In the present case, the defendants allege that, other than their mere assertions of fact, the plaintiffs have failed to offer any evidence to show that the failure to obtain the certain evidence prior to the first trial would have changed the outcome of the underlying action. The defendants argue that, as a matter of law, the subsequently discovered documents would not have altered the outcome of the prior deficiency suit, as the guaranty signed by the plaintiffs acted as a waiver of the very defenses that the plaintiffs claim this evidence would have supported.

To support their argument, the defendants have provided the following: A copy of the mortgage agreement, copies of the guaranty agreements that were signed by the corporate officers of Mutual, copies of the prior decisions that have previously been issued on this case, as well as various correspondence between Buzzi and Darcy Kochiss Ellis, the attorney for JLM Corporation. The defendants argue that, in light of the evidence provided, the plaintiffs cannot establish that the defendants were the proximate cause, or the cause in fact, of the plaintiffs being obligated to pay the full amount of the original note. Accordingly, the defendants assert that there are no remaining genuine issues of material fact and, therefore, as a matter of law, the plaintiffs' claim must fail. In effect, the defendants claim that the plaintiffs cannot, based on the evidence presented to the court and in reading the pleadings in the light most favorable to the nonmovant, establish all necessary elements of its claim of professional negligence.

Normally original documents are required for the court's consideration, but where neither side has objected to the submission of copies the court can, and in this case will, exercise its discretion to accept copies instead of original documents.

To determine if this is so, this court must confine itself to a reading of the pleadings and supporting documentation. The court, of course, cannot "weigh" the documentation; rather, it must simply see if it is sufficient to establish a genuine issue between the parties. To this end, the defendants point to the provision of the guarantees that were signed by the plaintiffs as foreclosing the very arguments that the plaintiffs have continuously made throughout this and prior proceedings. Specifically, the plain language of paragraphs 8 and 11 of the guaranty agreements provide that "[t]he liability of the Guarantor hereunder is direct, absolute and unconditional without regard to the liability of any other person" and, furthermore, "[the] obligations and liabilities hereunder shall in no way be released, lessened or impaired by reason of the release of, or the unenforceability of any agreement or undertaking by any other guarantor or other liable party." See Exhibits A, B, C D to the defendants' motion for summary judgment.
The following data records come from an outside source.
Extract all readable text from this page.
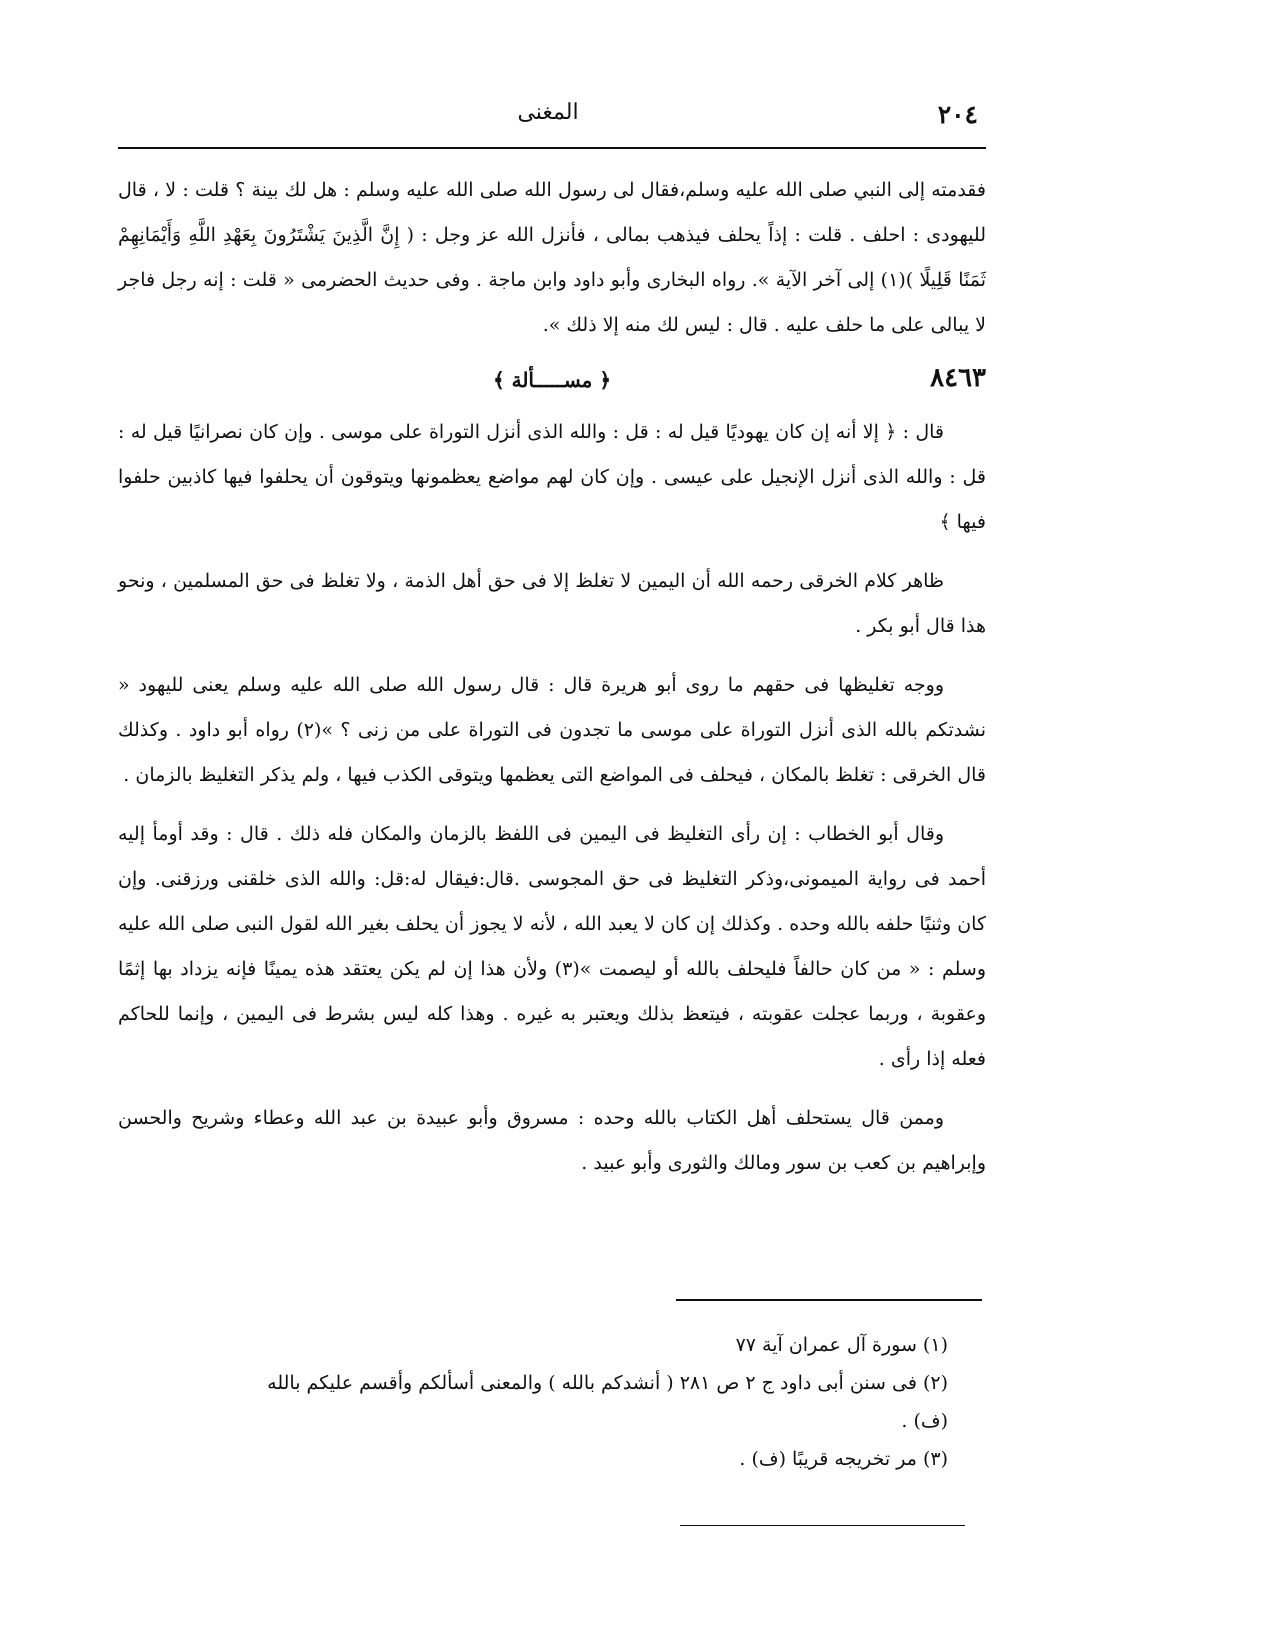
٢٠٤
المغنى

فقدمته إلى النبي صلى الله عليه وسلم،فقال لى رسول الله صلى الله عليه وسلم : هل لك بينة ؟ قلت : لا ، قال لليهودى : احلف . قلت : إذاً يحلف فيذهب بمالى ، فأنزل الله عز وجل : ( إِنَّ الَّذِينَ يَشْتَرُونَ بِعَهْدِ اللَّهِ وَأَيْمَانِهِمْ ثَمَنًا قَلِيلًا )(١) إلى آخر الآية ». رواه البخارى وأبو داود وابن ماجة . وفى حديث الحضرمى « قلت : إنه رجل فاجر لا يبالى على ما حلف عليه . قال : ليس لك منه إلا ذلك ».

٨٤٦٣
﴿ مســـــألة ﴾

قال : ﴿ إلا أنه إن كان يهوديًا قيل له : قل : والله الذى أنزل التوراة على موسى . وإن كان نصرانيًا قيل له : قل : والله الذى أنزل الإنجيل على عيسى . وإن كان لهم مواضع يعظمونها ويتوقون أن يحلفوا فيها كاذبين حلفوا فيها ﴾

ظاهر كلام الخرقى رحمه الله أن اليمين لا تغلظ إلا فى حق أهل الذمة ، ولا تغلظ فى حق المسلمين ، ونحو هذا قال أبو بكر .

ووجه تغليظها فى حقهم ما روى أبو هريرة قال : قال رسول الله صلى الله عليه وسلم يعنى لليهود « نشدتكم بالله الذى أنزل التوراة على موسى ما تجدون فى التوراة على من زنى ؟ »(٢) رواه أبو داود . وكذلك قال الخرقى : تغلظ بالمكان ، فيحلف فى المواضع التى يعظمها ويتوقى الكذب فيها ، ولم يذكر التغليظ بالزمان .

وقال أبو الخطاب : إن رأى التغليظ فى اليمين فى اللفظ بالزمان والمكان فله ذلك . قال : وقد أومأ إليه أحمد فى رواية الميمونى،وذكر التغليظ فى حق المجوسى .قال:فيقال له:قل: والله الذى خلقنى ورزقنى. وإن كان وثنيًا حلفه بالله وحده . وكذلك إن كان لا يعبد الله ، لأنه لا يجوز أن يحلف بغير الله لقول النبى صلى الله عليه وسلم : « من كان حالفاً فليحلف بالله أو ليصمت »(٣) ولأن هذا إن لم يكن يعتقد هذه يمينًا فإنه يزداد بها إثمًا وعقوبة ، وربما عجلت عقوبته ، فيتعظ بذلك ويعتبر به غيره . وهذا كله ليس بشرط فى اليمين ، وإنما للحاكم فعله إذا رأى .

وممن قال يستحلف أهل الكتاب بالله وحده : مسروق وأبو عبيدة بن عبد الله وعطاء وشريح والحسن وإبراهيم بن كعب بن سور ومالك والثورى وأبو عبيد .

(١) سورة آل عمران آية ٧٧

(٢) فى سنن أبى داود ج ٢ ص ٢٨١ ( أنشدكم بالله ) والمعنى أسألكم وأقسم عليكم بالله (ف) .

(٣) مر تخريجه قريبًا (ف) .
Furthermore, the defendants have also referenced several Superior and Appellate Court decisions in which the plaintiffs argue that the subsequently discovered evidence would have affected the outcome of the original trial and that such argument was rejected. In particular, the defendants refer to Judge DiPentima's decision on the plaintiffs' petition for a new trial. See Terracino v. Fairway Asset Management, Superior Court, judicial district of Litchfield, Docket No. CV 00 0082928 (March 8, 2001, DiPentima, J.) In that case, Judge DiPentima found that "[t]he language of the guaranty does not support the plaintiff's argument that, as coguarantors, Terracino and Guardian have contribution rights in this deficiency judgment action limiting their liability to the defendant." Id. Taking note of these previous decisions, which support the defendants' argument and the clear import that the outcome of such proceedings would not have been affected by any after-discovered evidence, this court concludes that the defendants have met their burden in showing the absence of a genuine issue of material fact regarding the plaintiffs' professional negligence claim.
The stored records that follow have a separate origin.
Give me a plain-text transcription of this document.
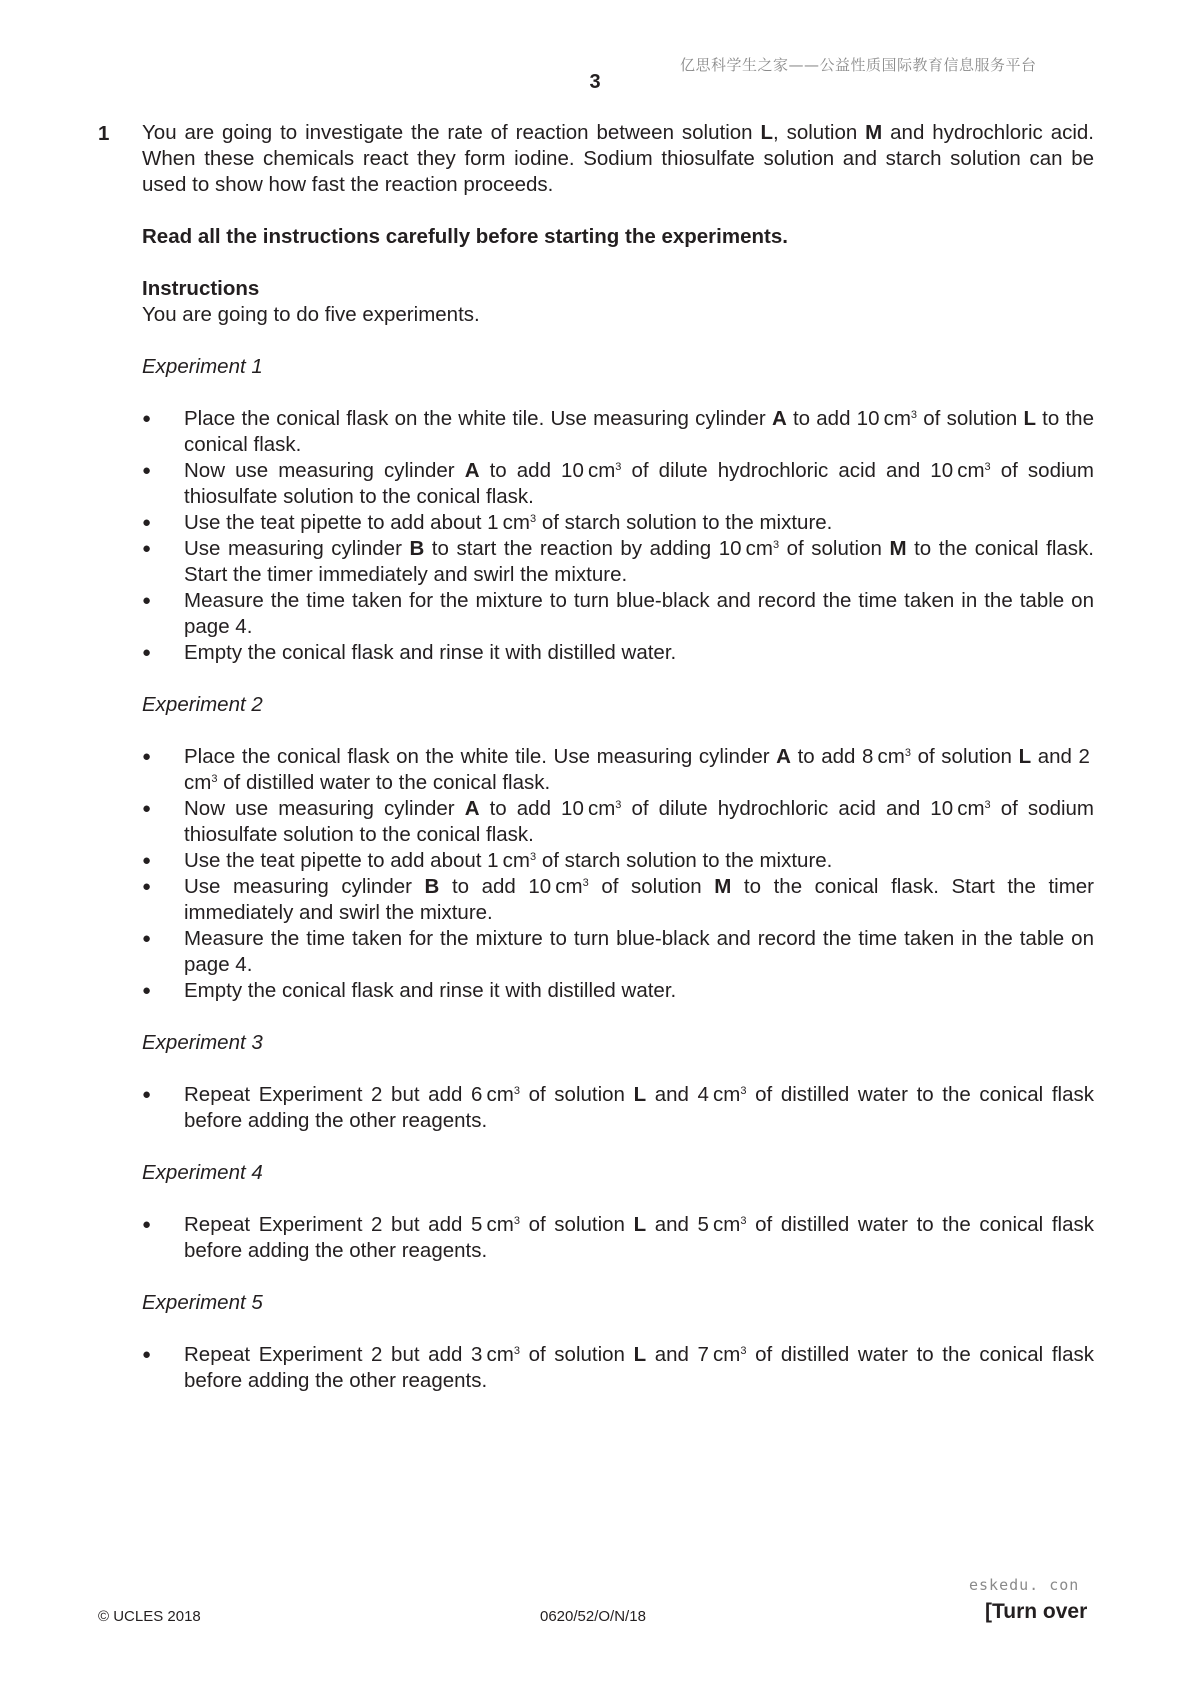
亿思科学生之家——公益性质国际教育信息服务平台
3
1 You are going to investigate the rate of reaction between solution L, solution M and hydrochloric acid. When these chemicals react they form iodine. Sodium thiosulfate solution and starch solution can be used to show how fast the reaction proceeds.

Read all the instructions carefully before starting the experiments.

Instructions

You are going to do five experiments.

Experiment 1

● Place the conical flask on the white tile. Use measuring cylinder A to add 10 $cm^3$ of solution L to the conical flask.
● Now use measuring cylinder A to add 10 $cm^3$ of dilute hydrochloric acid and 10 $cm^3$ of sodium thiosulfate solution to the conical flask.
● Use the teat pipette to add about 1 $cm^3$ of starch solution to the mixture.
● Use measuring cylinder B to start the reaction by adding 10 $cm^3$ of solution M to the conical flask. Start the timer immediately and swirl the mixture.
● Measure the time taken for the mixture to turn blue-black and record the time taken in the table on page 4.
● Empty the conical flask and rinse it with distilled water.

Experiment 2

● Place the conical flask on the white tile. Use measuring cylinder A to add 8 $cm^3$ of solution L and 2 $cm^3$ of distilled water to the conical flask.
● Now use measuring cylinder A to add 10 $cm^3$ of dilute hydrochloric acid and 10 $cm^3$ of sodium thiosulfate solution to the conical flask.
● Use the teat pipette to add about 1 $cm^3$ of starch solution to the mixture.
● Use measuring cylinder B to add 10 $cm^3$ of solution M to the conical flask. Start the timer immediately and swirl the mixture.
● Measure the time taken for the mixture to turn blue-black and record the time taken in the table on page 4.
● Empty the conical flask and rinse it with distilled water.

Experiment 3

● Repeat Experiment 2 but add 6 $cm^3$ of solution L and 4 $cm^3$ of distilled water to the conical flask before adding the other reagents.

Experiment 4

● Repeat Experiment 2 but add 5 $cm^3$ of solution L and 5 $cm^3$ of distilled water to the conical flask before adding the other reagents.

Experiment 5

● Repeat Experiment 2 but add 3 $cm^3$ of solution L and 7 $cm^3$ of distilled water to the conical flask before adding the other reagents.
eskedu. con
© UCLES 2018	0620/52/O/N/18	[Turn over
Having determined that the defendants met their burden as the movants, in the present case, the court must next determine whether the plaintiffs have presented evidence that can rebut the defendants' argument by showing that a genuine issue of material fact does exist. The plaintiffs responded to the defendants' motion for summary judgment by asserting that the defendants were negligent because, had they not failed to obtain the new evidence (which allegedly shows that Rossman acquired the note in question) the outcome of the trial would have been different. Specifically, the plaintiffs argue that Rossman and Terracino owe fiduciary duties to each other and to Guardian, as coguarantors on the note, and because of this Rossman's ownership of the note extinguished Terracino's debt and obligations for the full amount due on the note.
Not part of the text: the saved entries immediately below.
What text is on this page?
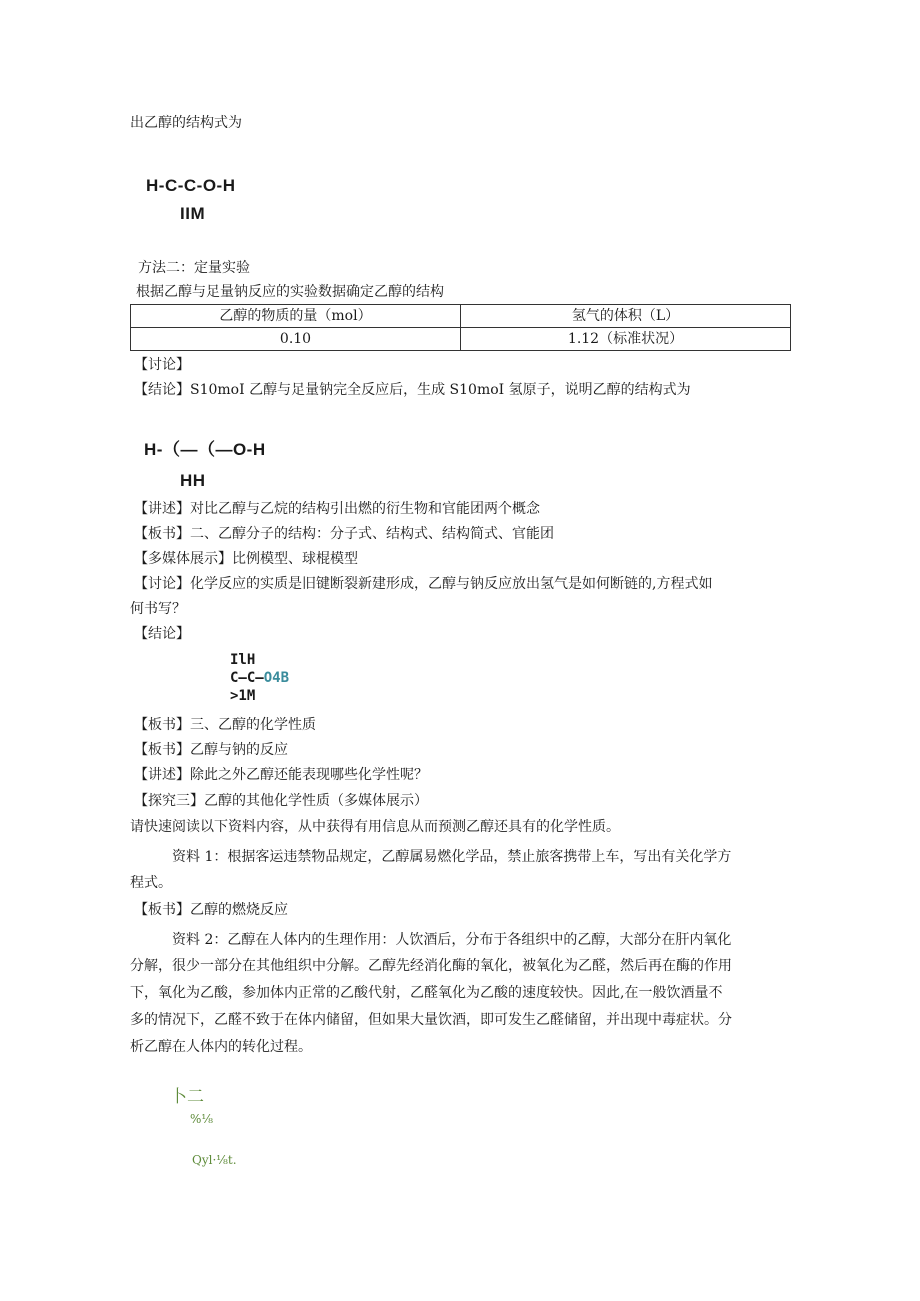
出乙醇的结构式为
H-C-C-O-H
IIM
方法二：定量实验
根据乙醇与足量钠反应的实验数据确定乙醇的结构
乙醇的物质的量（mol）	氢气的体积（L）
0.10	1.12（标准状况）
【讨论】
【结论】S10moI 乙醇与足量钠完全反应后，生成 S10moI 氢原子，说明乙醇的结构式为
H-（—（—O-H
HH
【讲述】对比乙醇与乙烷的结构引出燃的衍生物和官能团两个概念
【板书】二、乙醇分子的结构：分子式、结构式、结构简式、官能团
【多媒体展示】比例模型、球棍模型
【讨论】化学反应的实质是旧键断裂新建形成，乙醇与钠反应放出氢气是如何断链的,方程式如
何书写？
【结论】
IlH
C—C—O4B
>1M
【板书】三、乙醇的化学性质
【板书】乙醇与钠的反应
【讲述】除此之外乙醇还能表现哪些化学性呢？
【探究三】乙醇的其他化学性质（多媒体展示）
请快速阅读以下资料内容，从中获得有用信息从而预测乙醇还具有的化学性质。
资料 1：根据客运违禁物品规定，乙醇属易燃化学品，禁止旅客携带上车，写出有关化学方
程式。
【板书】乙醇的燃烧反应
资料 2：乙醇在人体内的生理作用：人饮酒后，分布于各组织中的乙醇，大部分在肝内氧化
分解，很少一部分在其他组织中分解。乙醇先经消化酶的氧化，被氧化为乙醛，然后再在酶的作用
下，氧化为乙酸，参加体内正常的乙酸代射，乙醛氧化为乙酸的速度较快。因此,在一般饮酒量不
多的情况下，乙醛不致于在体内储留，但如果大量饮酒，即可发生乙醛储留，并出现中毒症状。分
析乙醇在人体内的转化过程。
卜二
%⅛
Qyl·⅛t.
This is the plaintiffs' third attempt at presenting this argument to a court of this state. The plaintiffs first attempted to make this argument in 1995, in the case captioned Federal Deposit Insurance Corporation v. Mutual Communications Assoc. Inc., Superior Court, judicial district of Litchfield, Docket No. CV 95 0067158 (Oct. 20, 1999, DiPentima, J.). The court, however, rejected their argument and the plaintiffs appealed to the Connecticut Appellate and then the Supreme Court, where certiorari was initially granted. After oral arguments were heard, however, the Court dismissed the appeal. See Federal Deposit Insurance Corporation v. Mutual Communications Assoc., Inc., 66 Conn.App. 397, 784 A.2d 970 (2001), appeal dismissed, 262 Conn. 358, 814 A.2d 377 (2003). The plaintiffs were given a second bite at the apple when they again argued this same issue in front of Judge DiPentima, during the hearing on their petition for a new trial. See Terracino v. Fairway Asset Management, Superior Court, judicial district of Litchfield, Docket No. CV 00 0082928 (March 8, 2001, DiPentima, J.) After Judge DiPentima rejected the plaintiffs' petition for a new trial, the plaintiffs again appealed to the Appellate Court, where their argument was dismissed. See Terracino v. Fairway Asset Management, 75 Conn.App. 63, 815 A.2d 157 (2003). Thus, in bringing this argument in the context of the instant claim, the plaintiffs are attempting to get a third bite at the same apple.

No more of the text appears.